What was your biggest regret in business school? There are some members of my class I wish I got to know better.

Which MBA classmate do you most admire? Dr. Jackie Holder is a physician executive whom I deeply admire. She has a great ability to separate personalities from problems and has insight into hospital administration. On several occasions, she has offered useful perspective that have helped me lead through difficult circumstances with strength, fairness, and compassion.

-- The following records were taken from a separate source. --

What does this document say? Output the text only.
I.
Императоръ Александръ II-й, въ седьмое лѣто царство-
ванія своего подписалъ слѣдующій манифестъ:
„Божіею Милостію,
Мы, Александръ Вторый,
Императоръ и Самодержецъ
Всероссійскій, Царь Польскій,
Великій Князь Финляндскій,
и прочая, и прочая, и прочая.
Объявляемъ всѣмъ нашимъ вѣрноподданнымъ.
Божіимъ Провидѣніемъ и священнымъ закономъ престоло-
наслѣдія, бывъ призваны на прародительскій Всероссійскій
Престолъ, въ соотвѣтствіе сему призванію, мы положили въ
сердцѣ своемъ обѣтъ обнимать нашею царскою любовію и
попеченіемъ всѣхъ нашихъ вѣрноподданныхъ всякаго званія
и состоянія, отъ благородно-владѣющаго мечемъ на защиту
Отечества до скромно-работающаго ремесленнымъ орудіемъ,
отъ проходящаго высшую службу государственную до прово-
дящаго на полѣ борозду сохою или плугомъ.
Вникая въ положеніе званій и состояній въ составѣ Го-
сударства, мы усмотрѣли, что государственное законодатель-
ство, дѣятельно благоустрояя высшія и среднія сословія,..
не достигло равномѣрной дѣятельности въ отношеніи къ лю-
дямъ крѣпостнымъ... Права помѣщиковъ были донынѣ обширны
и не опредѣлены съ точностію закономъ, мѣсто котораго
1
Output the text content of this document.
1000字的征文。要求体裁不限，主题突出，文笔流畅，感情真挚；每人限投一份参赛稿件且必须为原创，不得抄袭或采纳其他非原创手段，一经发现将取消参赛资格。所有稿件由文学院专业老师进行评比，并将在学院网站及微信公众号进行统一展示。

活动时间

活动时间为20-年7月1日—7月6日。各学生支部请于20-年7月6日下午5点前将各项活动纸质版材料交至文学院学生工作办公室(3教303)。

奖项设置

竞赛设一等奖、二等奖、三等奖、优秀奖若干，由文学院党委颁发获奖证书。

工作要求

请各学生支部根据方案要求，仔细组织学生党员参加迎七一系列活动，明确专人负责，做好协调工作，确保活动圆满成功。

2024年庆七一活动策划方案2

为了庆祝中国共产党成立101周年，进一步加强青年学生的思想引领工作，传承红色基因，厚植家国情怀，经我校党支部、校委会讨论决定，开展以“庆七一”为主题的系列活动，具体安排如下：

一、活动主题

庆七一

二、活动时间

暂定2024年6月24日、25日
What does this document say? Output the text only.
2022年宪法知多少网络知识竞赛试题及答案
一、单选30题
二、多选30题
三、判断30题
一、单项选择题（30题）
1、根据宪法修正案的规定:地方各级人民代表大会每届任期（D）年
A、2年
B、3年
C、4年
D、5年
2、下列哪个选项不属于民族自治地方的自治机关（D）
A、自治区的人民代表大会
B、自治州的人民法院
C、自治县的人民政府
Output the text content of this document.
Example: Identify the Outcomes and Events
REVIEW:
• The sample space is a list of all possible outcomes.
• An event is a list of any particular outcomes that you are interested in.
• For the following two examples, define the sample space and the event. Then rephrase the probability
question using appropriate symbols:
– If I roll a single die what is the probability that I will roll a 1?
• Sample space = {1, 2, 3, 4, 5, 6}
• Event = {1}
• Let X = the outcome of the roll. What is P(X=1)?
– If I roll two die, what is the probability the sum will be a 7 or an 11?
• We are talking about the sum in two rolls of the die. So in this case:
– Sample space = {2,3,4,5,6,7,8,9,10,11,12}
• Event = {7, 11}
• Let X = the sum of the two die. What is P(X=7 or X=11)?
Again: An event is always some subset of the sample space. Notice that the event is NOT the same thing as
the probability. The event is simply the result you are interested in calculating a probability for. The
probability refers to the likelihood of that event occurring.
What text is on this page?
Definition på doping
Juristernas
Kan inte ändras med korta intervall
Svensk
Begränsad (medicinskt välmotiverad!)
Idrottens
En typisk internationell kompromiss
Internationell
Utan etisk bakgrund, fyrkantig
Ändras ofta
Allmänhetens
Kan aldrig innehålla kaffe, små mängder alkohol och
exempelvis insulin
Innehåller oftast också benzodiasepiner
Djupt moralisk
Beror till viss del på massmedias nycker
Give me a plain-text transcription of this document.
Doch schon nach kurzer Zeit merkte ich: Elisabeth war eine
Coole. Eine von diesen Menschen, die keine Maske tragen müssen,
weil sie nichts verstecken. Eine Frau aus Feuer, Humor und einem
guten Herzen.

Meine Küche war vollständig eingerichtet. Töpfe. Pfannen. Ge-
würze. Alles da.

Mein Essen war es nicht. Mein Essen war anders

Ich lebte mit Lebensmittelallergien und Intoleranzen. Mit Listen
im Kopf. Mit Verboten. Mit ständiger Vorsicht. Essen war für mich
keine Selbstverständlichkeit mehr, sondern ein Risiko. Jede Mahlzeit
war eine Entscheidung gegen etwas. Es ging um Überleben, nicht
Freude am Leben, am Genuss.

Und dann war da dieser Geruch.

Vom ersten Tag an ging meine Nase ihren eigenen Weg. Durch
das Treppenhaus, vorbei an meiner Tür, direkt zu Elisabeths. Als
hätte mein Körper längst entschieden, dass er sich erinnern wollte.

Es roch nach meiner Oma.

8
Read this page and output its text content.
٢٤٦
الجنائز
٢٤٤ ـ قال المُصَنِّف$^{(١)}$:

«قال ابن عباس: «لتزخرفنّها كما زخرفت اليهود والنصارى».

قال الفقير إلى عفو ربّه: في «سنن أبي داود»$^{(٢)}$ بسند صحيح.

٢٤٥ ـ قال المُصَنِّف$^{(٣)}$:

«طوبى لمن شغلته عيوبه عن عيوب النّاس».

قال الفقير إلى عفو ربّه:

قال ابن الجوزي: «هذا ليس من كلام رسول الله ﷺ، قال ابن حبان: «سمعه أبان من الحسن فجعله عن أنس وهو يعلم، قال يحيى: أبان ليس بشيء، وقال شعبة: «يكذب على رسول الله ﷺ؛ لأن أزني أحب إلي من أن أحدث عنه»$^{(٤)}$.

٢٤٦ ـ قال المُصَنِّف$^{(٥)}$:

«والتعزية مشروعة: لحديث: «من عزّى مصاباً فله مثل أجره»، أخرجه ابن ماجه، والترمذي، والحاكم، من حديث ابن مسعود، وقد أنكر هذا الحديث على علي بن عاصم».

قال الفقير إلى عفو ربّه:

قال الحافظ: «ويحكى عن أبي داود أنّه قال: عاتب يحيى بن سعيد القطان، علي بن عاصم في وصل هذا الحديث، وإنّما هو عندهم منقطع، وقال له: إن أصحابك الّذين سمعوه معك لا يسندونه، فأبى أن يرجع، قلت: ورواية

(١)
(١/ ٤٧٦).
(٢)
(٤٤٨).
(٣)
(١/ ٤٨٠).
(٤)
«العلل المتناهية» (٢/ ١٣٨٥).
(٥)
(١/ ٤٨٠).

“I knew I wanted to go to business school when…I sat in meetings in which I did not fully understand the issues being discussed and could therefore not effectively move my agenda forward.”

What is your ultimate long-term professional goal? I want to be in a position that allows me to significantly impact the health of a community through patient care and education.

In one sentence, how would you like your peers to remember you? Sara Jo was fun, smart and a good teammate who helped me get the most out of the program.

What are the top two items on your bucket list?

  • I would like to take a hiking vacation – walking from town to town somewhere beautiful or historic.
  • Learning to tap dance.

What made Sara Jo such an invaluable addition to the Class of 2020?

“Dr. Sara Jo Grethlein was a diligent and prepared learner. Given her senior leadership role at the cancer center, she had many experiences to draw upon while engaging with the theoretical and practical exercises of both the physical and virtual classroom. When teaching physician MBA students, faculty benefit from a truly bi-directional learning experience. Sara Jo delivered as much knowledge to her colleagues and professors as she was taking in. There is no doubt in my mind that she will continue to embody the vision of our program by being an effective physician leader who will make the health care system better for patients, doctors, administrators and others.”

Nir Menachemi
Fairbanks Endowed Chair and Professor of Health Policy and Management
Indiana University Richard M. Fairbanks School of Public Health

  • Menachemi teaches health policy courses in the Business of Medicine Physician MBA Program.